Szachownicę kupiłam na Allegro ze sklepu ze starociami. Sama szachownica jest dość mała bo 20 x 20 cm ale na Shiro pasowała idealnie. Dla mojego pierwotnego planu była za mała, ale gdy zaczęłam szukać szachownic 50 x 50 ceny mnie zabiły. Za tą dałam 25 zł, zaś 50 cm kosztowały od 60 zł w górę. Mój budżet nie bardzo mi na to pozwalał więc zostałam przy niej. Zniszczenia i wypukłości na jej powierzchni nadawały całości klimatu. Uznałam, że jest idealna i odpuściłam z szukaniem nowej.
Niestety figury szachowe są plastikowe. Na zdjęciu aż tak bardzo tego nie widać gdyż nie są na pierwszym planie, a drewniane duże figury też przekraczały mój budżet. Może kiedyś zainwestuje w nowe i zrobię odpicowaną wersję tego zdjęcia. Kto wie?


Jeżeli szukacie fajnych dodatków i czegoś innego do zdjęć powiadam wam: idźcie do sklepów z meblami. W szczególności do IKEI. Bardzo często w takich marketach są bowiem ozdoby dla świeczek, doniczek, roślin i szczerze nie wiem czego jeszcze. Najróżniejsze rzeczy które mogą się przydać w różnych sesjach. Kupując rozkruszone lustro wiedziałam, że szybko go użyję bowiem uwielbiam wszystko co odbija od siebie światło.
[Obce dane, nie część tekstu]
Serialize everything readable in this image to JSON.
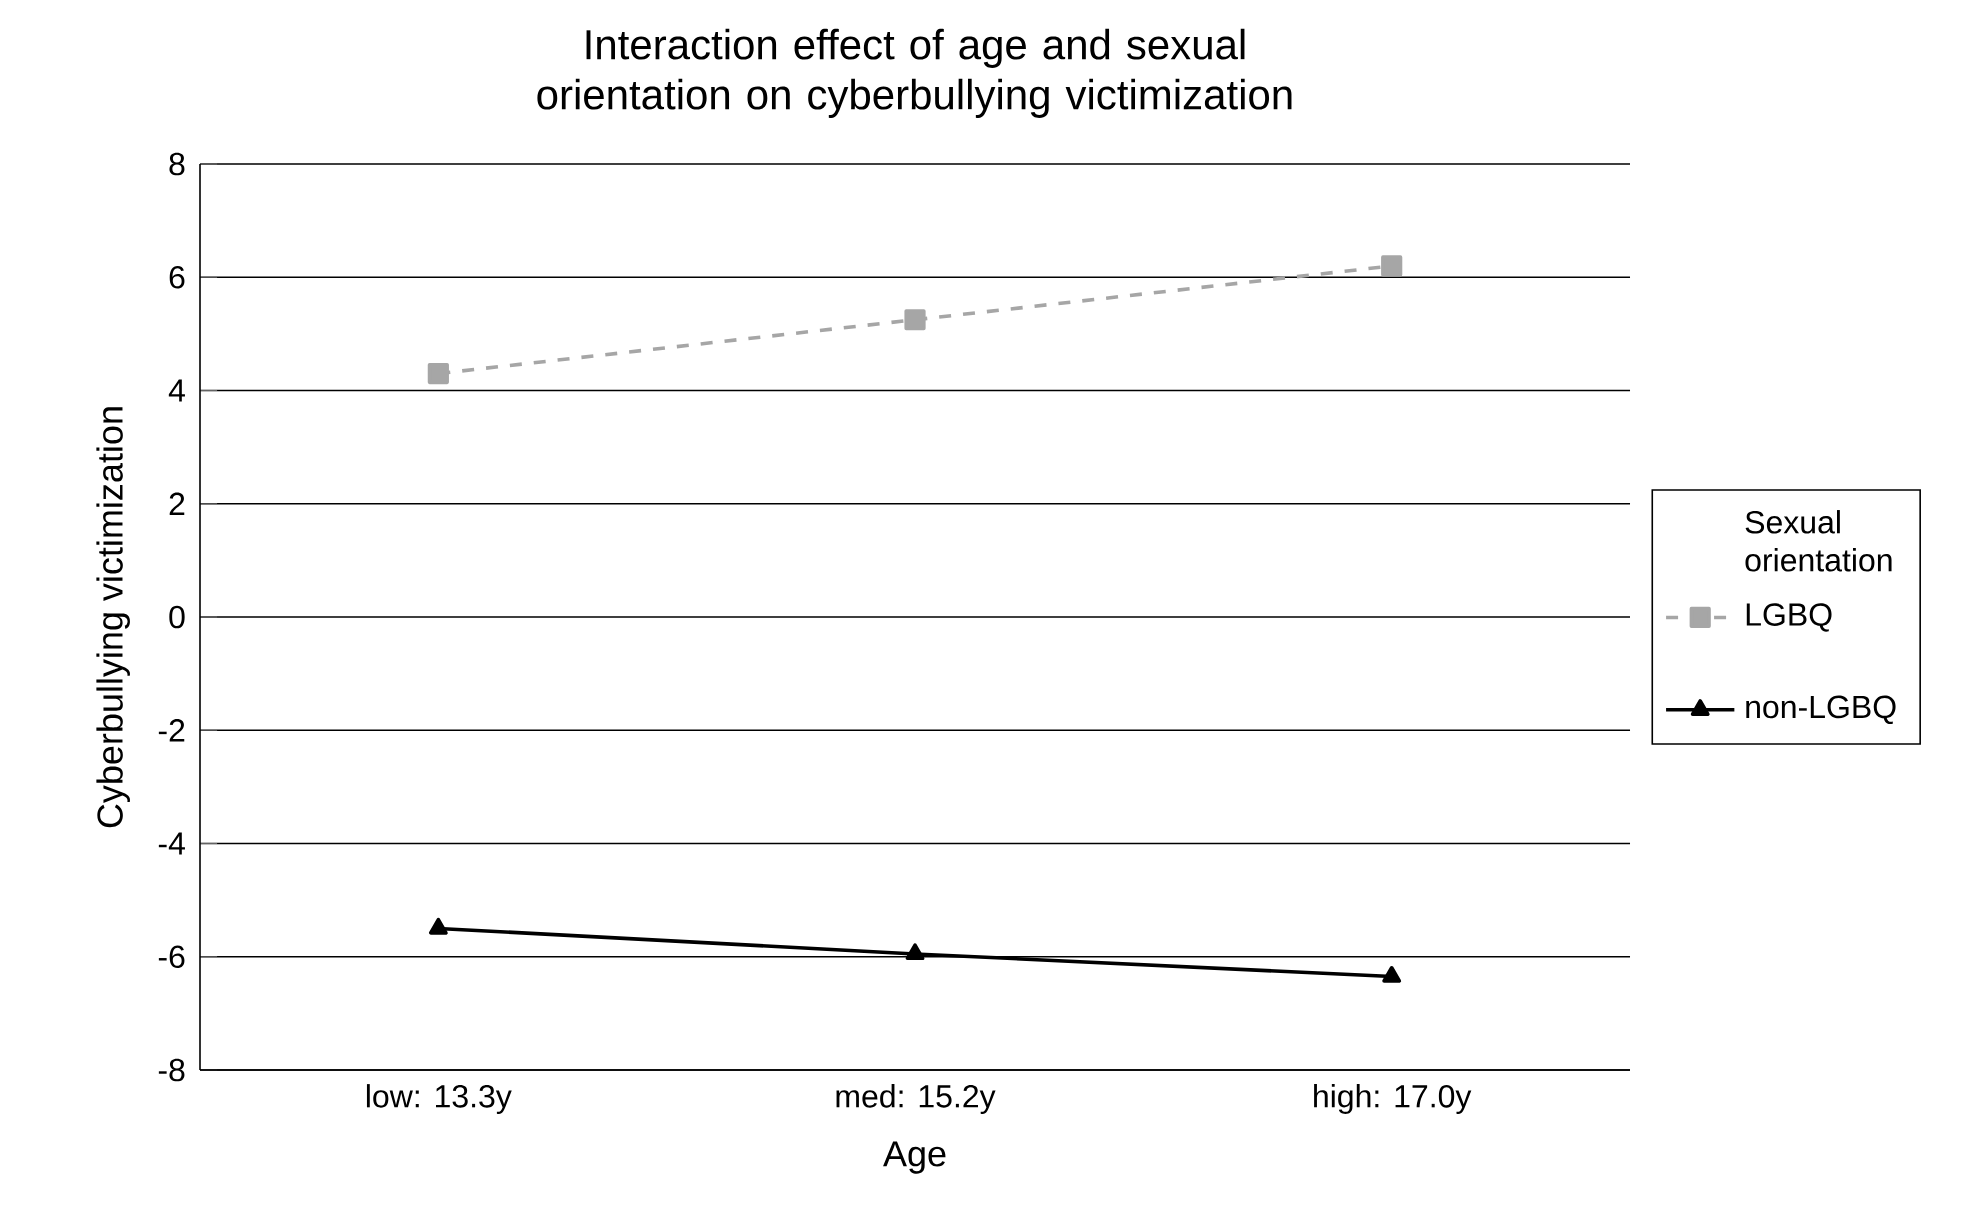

Największym błędem było niekupienie w ilościach hurtowych różnokolorowego piasku który został ostatnio wycofany z ikei. Głupia ja.

 

Późniejsze zdjęcia pokażą Shiro także na brokatowym tle. Niestety te tło zupełnie zabiło całość. Jeżeli chodzi o to co widać na zdjęciu, jest to wydruk wcześniej przygotowanego przeze mnie obrazu. Jest to najprostsza szachownica z nałożonym gradientem - różowy z niebieskim. Oczywiście konwersja CMYK zrobiła z tego bardziej fioletowy, ale całości wyszło to na dobre. Mam na szczęście bardzo dobrego towarzysza fotograficznych szaleństw który wydrukował mi to na papierze A2 więc mogłam go potem dociąć do namiotu bezcieniowego.
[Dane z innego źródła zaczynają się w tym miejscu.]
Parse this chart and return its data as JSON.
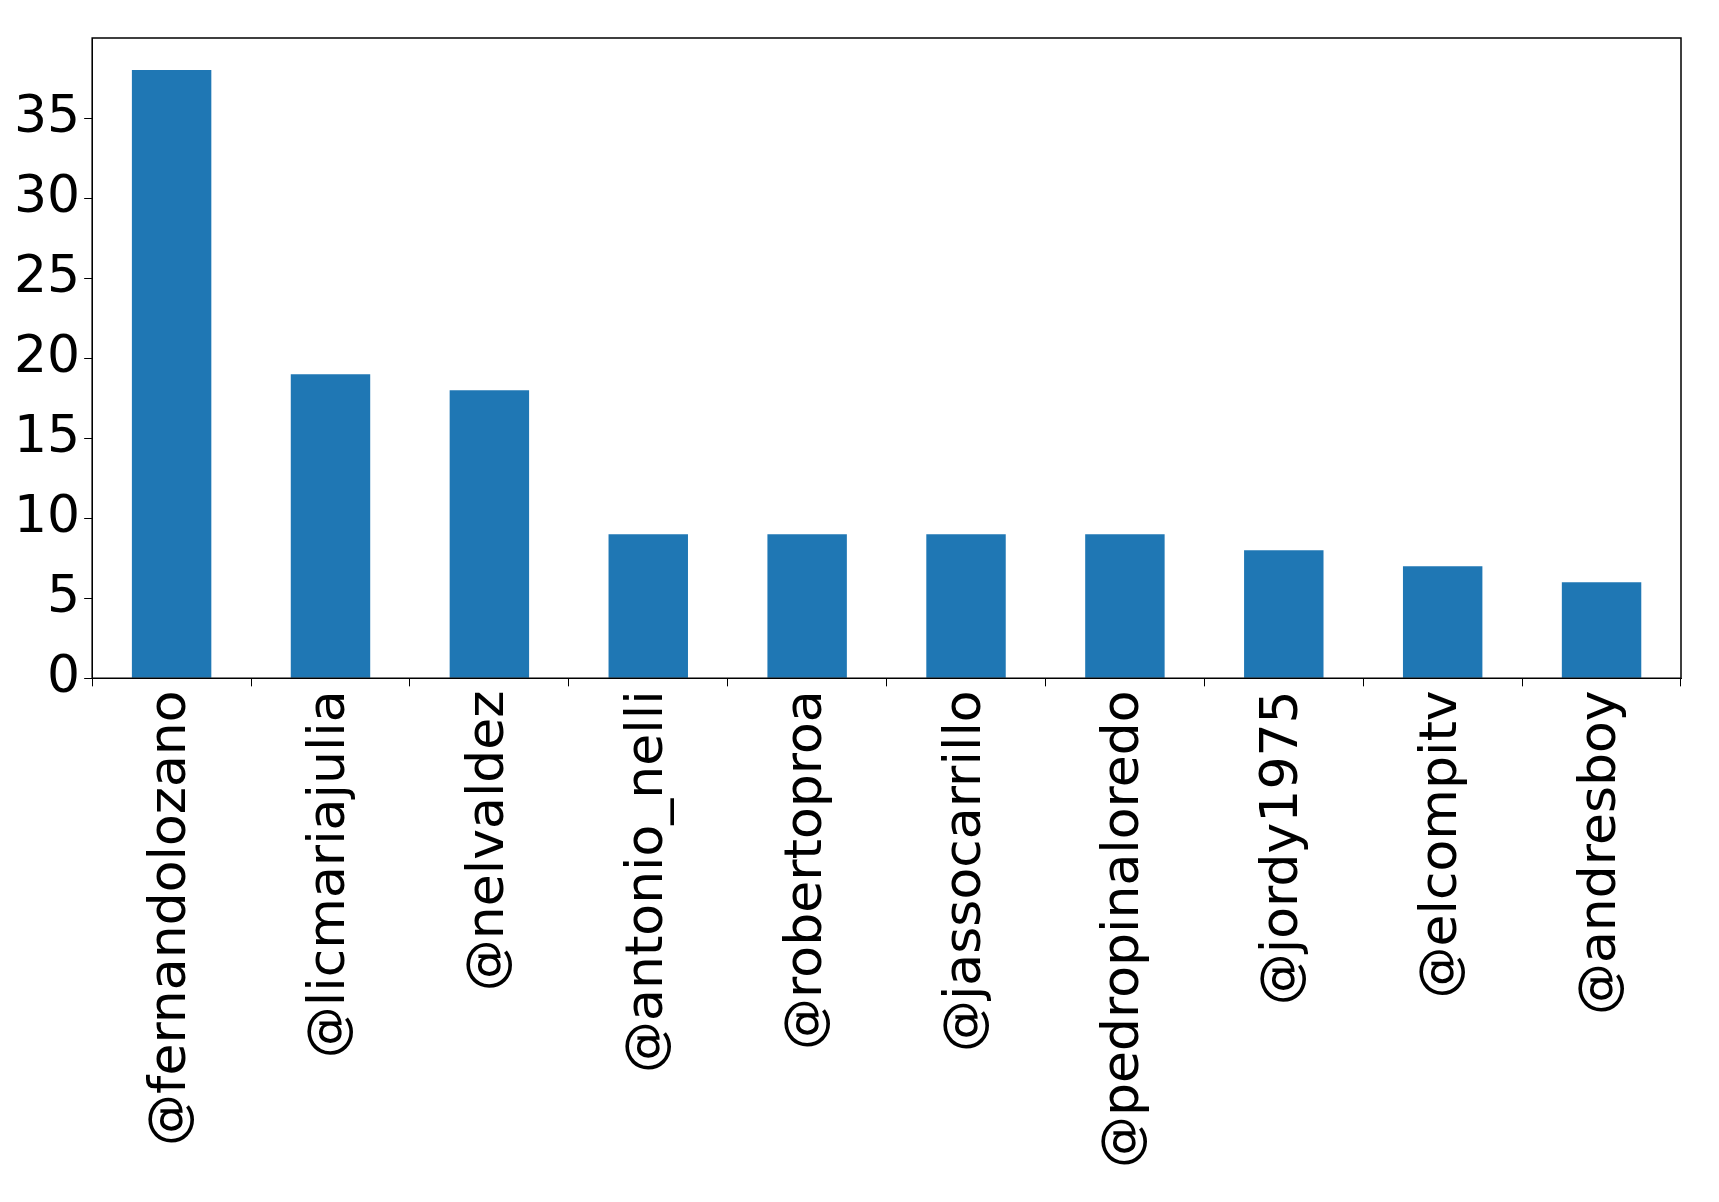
{
  "chart_data": {
    "type": "bar",
    "categories": [
      "@fernandolozano",
      "@licmariajulia",
      "@nelvaldez",
      "@antonio_nelli",
      "@robertoproa",
      "@jassocarrillo",
      "@pedropinaloredo",
      "@jordy1975",
      "@elcompitv",
      "@andresboy"
    ],
    "values": [
      38,
      19,
      18,
      9,
      9,
      9,
      9,
      8,
      7,
      6
    ],
    "color": "#1f77b4",
    "ylim": [
      0,
      40
    ],
    "yticks": [
      0,
      5,
      10,
      15,
      20,
      25,
      30,
      35
    ],
    "grid": false,
    "legend": false
  }
}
Karton + sreberko do pieczenia. Dzięki temu mogłam przekierować światło z prawej strony na twarz Shiro ponieważ zdjęcie koniec końców było robione tylko z jedną lampą bo dwie sprawiały, że całość była zbyt płaska. Taki wymysł podebrałam od profesjonalnych fotografów którzy szukając oszczędności nie biegają za lustrami. Co prawda takie lustro z moimi dość słabymi lampami nie jest szczytem marzeń ale się sprawdziło. Dodatkowo sreberko to posłużyło na podłoże pod rozsypane szkiełka dzięki czemu nie widać było tak bardzo dziur.

No i oczywiście talia normalnych kart. NAWET NIE WIECIE JAK CIĘŻKO ZNALEŹĆ NORMALNE KARTY O_O. Ciągle jakieś szalone tyły, dziwne znaki. Ok fajnie, ale normalne? Następnym razem chętnie wydrukuje karty wg. wzoru jaki był w anime, ale narazie poszłam nieco na łatwiznę.

Ćwiczenia czynią mistrza? Czyli milion zdjęć by w końcu złapać te jedyne...


Pierwsza wersja miała mniej szkiełek, tło było za nisko przez co głównie widać było białą niezadrukowaną część oraz jeszcze nie dostawiłam kart.



Druga wersja miała już niżej tło. Musiałam je dopinać do materiału namiotu bezcieniowego, ponieważ przez tydzień papier był w ruloniku przez co cały czas się skręcał. Z przodu był przysypany szkiełkami no i sama figurka na szczęście dobrze nad nim panowała. Na zdjęciu widać błąd druku po prawej stronie. Drukarka dostała czkawki.


Uznałam, że sama podstawka nie wygląda zbyt ładnie i warto ją ukryć pod szkiełkami. Tak wyglądał końcowy efekt.

Następnie widząc, że tło jest puste postanowiłam pokombinować z moim ukochanym brokatowym tłem. Po postprodukcji muszę przyznać, że wcale nie jest tak źle aczkolwiek to straszne pójście na łatwiznę. No i nie chciałam marnować drukowanego tła.


W tym momencie postanowiłam wyłączyć jedną lampę i sprawdzić co z tego wyjdzie. Zdjęcie nabrało głębi i większego rozmazania. Postanowiłam przy tym zostać i powróciłam do kombinowania.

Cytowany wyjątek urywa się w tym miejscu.